特に今日心に留めたいのは、さらにこの4、5節に記されていますように作者が「死の陰の谷を行くとき」、又「わたしを苦しめる者を前にして」いるという人生の中でも大きな修羅場といいましょうか、大変厳しい状況におかれた時、この歌が詠まれたということです。あるいはその修羅場をくぐった後に回想して詠まれたのかも知れませんが。いずれにしても、そのような時に作者は、「主よ、あなたが私と共にいてくださった、これからも共にいてくださる」と謳っているのです。

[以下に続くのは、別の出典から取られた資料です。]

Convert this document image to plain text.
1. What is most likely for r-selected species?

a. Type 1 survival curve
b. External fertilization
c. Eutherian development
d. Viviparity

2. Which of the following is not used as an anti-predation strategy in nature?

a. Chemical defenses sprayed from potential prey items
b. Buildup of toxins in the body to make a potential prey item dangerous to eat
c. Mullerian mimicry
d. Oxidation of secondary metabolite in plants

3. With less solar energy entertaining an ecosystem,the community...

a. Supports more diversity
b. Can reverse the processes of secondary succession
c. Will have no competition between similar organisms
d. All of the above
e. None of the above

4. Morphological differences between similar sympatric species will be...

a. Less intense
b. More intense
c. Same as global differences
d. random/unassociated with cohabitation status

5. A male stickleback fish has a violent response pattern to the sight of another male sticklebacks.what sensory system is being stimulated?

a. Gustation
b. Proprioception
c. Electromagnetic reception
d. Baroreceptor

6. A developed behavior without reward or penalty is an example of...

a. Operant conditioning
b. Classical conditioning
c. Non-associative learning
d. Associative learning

私たちは世にあって、その存在が脅かされるような出来事が時に起こってまいります。信頼していたものから裏切られ信頼を喪失し、何を信じていいのか分からなくなる経験をされた方もおられるかも知れません。あるいは、治療や改善がなかなか望めずに闘病生活をなさっておられる方々の胸中は計り難いものがございます。そのような時、信仰者にとってこの詩篇23篇の讃歌は、どれほどの慰め、どれほどの励ましとなってきたことでしょうか。
詩編の作者が表明した、「わたしは災いを恐れない。あなたがわたしと共にいてくださる。あなたの鞭、あなたの杖、それがわたしを力づける」との信頼の思いは、時に揺らぎながらもそれにすがる者に確かな平安を与え、希望さえ抱かせます。それはほんとうに私たちの人生の宝であります。

「魂を生き返らせてくださる」
さて、詩編23編はその前の22編とのつながりの中で読みますと、その内容がさらに豊かにされます。

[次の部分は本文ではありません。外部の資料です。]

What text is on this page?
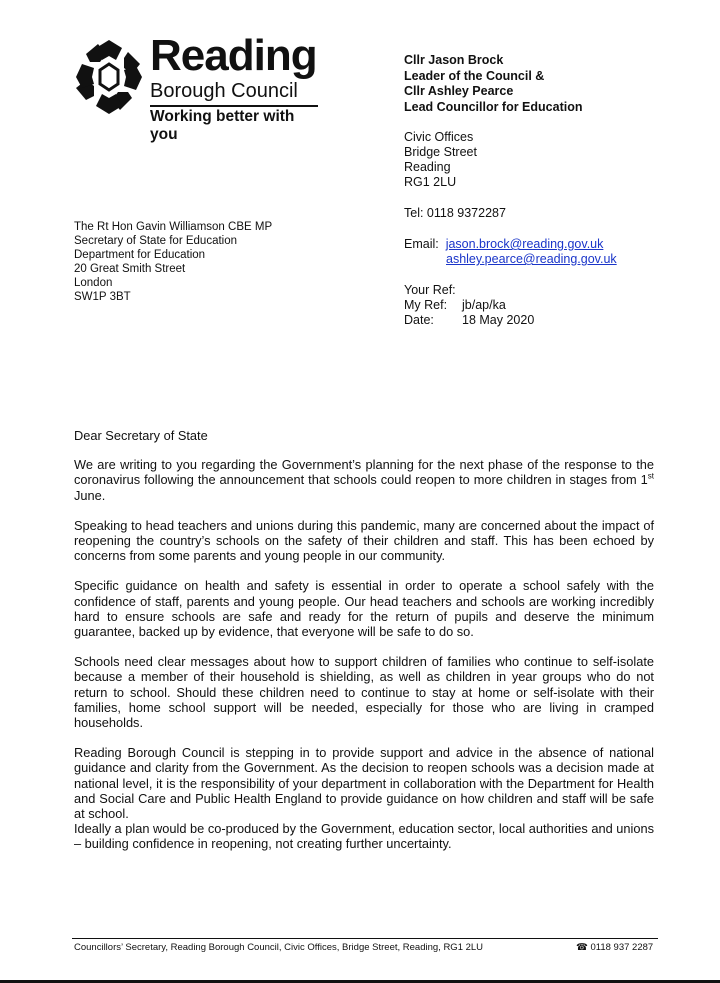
Reading
Borough Council
Working better with you
Cllr Jason Brock
Leader of the Council &
Cllr Ashley Pearce
Lead Councillor for Education
Civic Offices
Bridge Street
Reading
RG1 2LU
Tel: 0118 9372287
Email: jason.brock@reading.gov.uk
ashley.pearce@reading.gov.uk
Your Ref:
My Ref: jb/ap/ka
Date: 18 May 2020
The Rt Hon Gavin Williamson CBE MP
Secretary of State for Education
Department for Education
20 Great Smith Street
London
SW1P 3BT

Dear Secretary of State

We are writing to you regarding the Government’s planning for the next phase of the response to the coronavirus following the announcement that schools could reopen to more children in stages from 1st June.

Speaking to head teachers and unions during this pandemic, many are concerned about the impact of reopening the country’s schools on the safety of their children and staff. This has been echoed by concerns from some parents and young people in our community.

Specific guidance on health and safety is essential in order to operate a school safely with the confidence of staff, parents and young people. Our head teachers and schools are working incredibly hard to ensure schools are safe and ready for the return of pupils and deserve the minimum guarantee, backed up by evidence, that everyone will be safe to do so.

Schools need clear messages about how to support children of families who continue to self-isolate because a member of their household is shielding, as well as children in year groups who do not return to school. Should these children need to continue to stay at home or self-isolate with their families, home school support will be needed, especially for those who are living in cramped households.

Reading Borough Council is stepping in to provide support and advice in the absence of national guidance and clarity from the Government. As the decision to reopen schools was a decision made at national level, it is the responsibility of your department in collaboration with the Department for Health and Social Care and Public Health England to provide guidance on how children and staff will be safe at school.

Ideally a plan would be co-produced by the Government, education sector, local authorities and unions – building confidence in reopening, not creating further uncertainty.

Councillors’ Secretary, Reading Borough Council, Civic Offices, Bridge Street, Reading, RG1 2LU	☎ 0118 937 2287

22編1節にあります「わたしの神よ、わたしの神よ、なぜわたしをお見捨てになるのか。」これは主イエスの十字架上での叫びと重なります。9節も「主に頼んで救ってもらうがよい。主が愛しておられるなら、助けてくださるだろう」と、十字架上の主イエスを罵倒した者の言葉であり、19節の「わたしの着物を分け、衣を取ろうとする」という、これも十字架につけた兵士たちが主イエスになしたことでした。このように22編は主イエスの苦難と死の出来事を先取りした詩とも読めます。しかしそればかりではありません。30節後半~32節に「わたしの魂は必ず命を得、子孫は神に仕え、成し遂げられた恵みの御業を民の末に告げ知らせる」と、まさに主の復活と救いの祝福が予告されているようであります。が、それだけではないのです。30節前半には「命に溢れてこの地に住む者はことごとく主にひれ伏し、塵に下った者もすべて御前に身を屈めます。わたしの魂は必ず命を得」と。

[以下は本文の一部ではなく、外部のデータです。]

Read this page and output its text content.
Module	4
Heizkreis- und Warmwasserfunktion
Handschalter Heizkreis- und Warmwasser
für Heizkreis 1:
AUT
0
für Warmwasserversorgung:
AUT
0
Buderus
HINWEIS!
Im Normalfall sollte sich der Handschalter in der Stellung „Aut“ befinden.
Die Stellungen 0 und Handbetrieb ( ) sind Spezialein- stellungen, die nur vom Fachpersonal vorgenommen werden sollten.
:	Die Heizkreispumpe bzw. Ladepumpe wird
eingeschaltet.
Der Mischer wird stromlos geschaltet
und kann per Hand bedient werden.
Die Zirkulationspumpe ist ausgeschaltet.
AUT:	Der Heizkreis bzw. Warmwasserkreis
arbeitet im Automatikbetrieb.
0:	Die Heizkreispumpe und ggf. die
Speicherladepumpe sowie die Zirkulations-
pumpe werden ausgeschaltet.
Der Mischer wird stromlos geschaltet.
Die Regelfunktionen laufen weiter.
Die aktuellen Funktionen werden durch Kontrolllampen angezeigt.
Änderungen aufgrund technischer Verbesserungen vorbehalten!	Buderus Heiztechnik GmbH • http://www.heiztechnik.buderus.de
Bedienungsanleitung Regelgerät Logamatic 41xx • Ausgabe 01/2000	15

このように、主につながった魂は必ず命を得る、という信仰を背後に読み取りながら次の23編を読みますとその豊かさがほんとうに伝わってくるのです。特に3節の「主はわたしの魂を生き返らせてくださる」という言葉は、どんなにか私たちのうちに強い支えと慰めを与えてくれることでしょうか。

牧師をしていて幸いといっていいと思いますのは、たとえ死の陰の谷に行く折においても、「主よ、あなたがわたしと共にいてくださる」という信仰の平安をもって天に召されていかれる方々のお姿に接することが許されるそのような時です。詩編には、たとえば17編15節に「わたしは正しさを認められ、御顔を仰ぎ望み 目覚めるときには御姿を拝して 満ち足りることができるでしょう」という御言葉がありますが。ここでの目覚めとは、死からの目覚め、復活を意味しているということであります。それはどんなに心強いことでしょう。

6節「命ある限り 恵みと慈しみはいつもわたしを追う。主の家にわたしは帰り 生涯、そこにとどまるであろう。」
私はこの6節の言葉に大変励まされます。
一人ひとりの命はみな主なる神さまによって造られたがゆえに尊くかけがえのない存在です。ましてや羊のために命まで捨てるよき羊飼い主イエスにより贖われたお一人お一人です。主はその命が脅かされたり、危機にさらされることがないように、羊飼いのように見張りをされ、迷い出ることのないように鞭と杖でもって守り、力づけていてくださるお方が今も、いつも共におられます。羊である私たちは羊飼いであるその主の愛に信頼し、主の御もとに生涯とどまり、その恵みといつくしみを分かち合ってまいりましょう。

信仰は主が共にいてくださる、という体験です。私たちの身近なところに「主は生きておられる」「共にいて導いてくださる」という、出来事をもう一度それぞれの歩みの中から振り返ってみることは、大事なことです。きっと、主があのとき、このとき、導いていてくださっていた。支えてくださっていた、という事に気づくことができるはずです。
よき羊飼い主イエスの御もとで「恵みといつくしみがいつも私どもを追ってくるのです」。そういう豊かな日々を共々にあゆんでまいりましょう。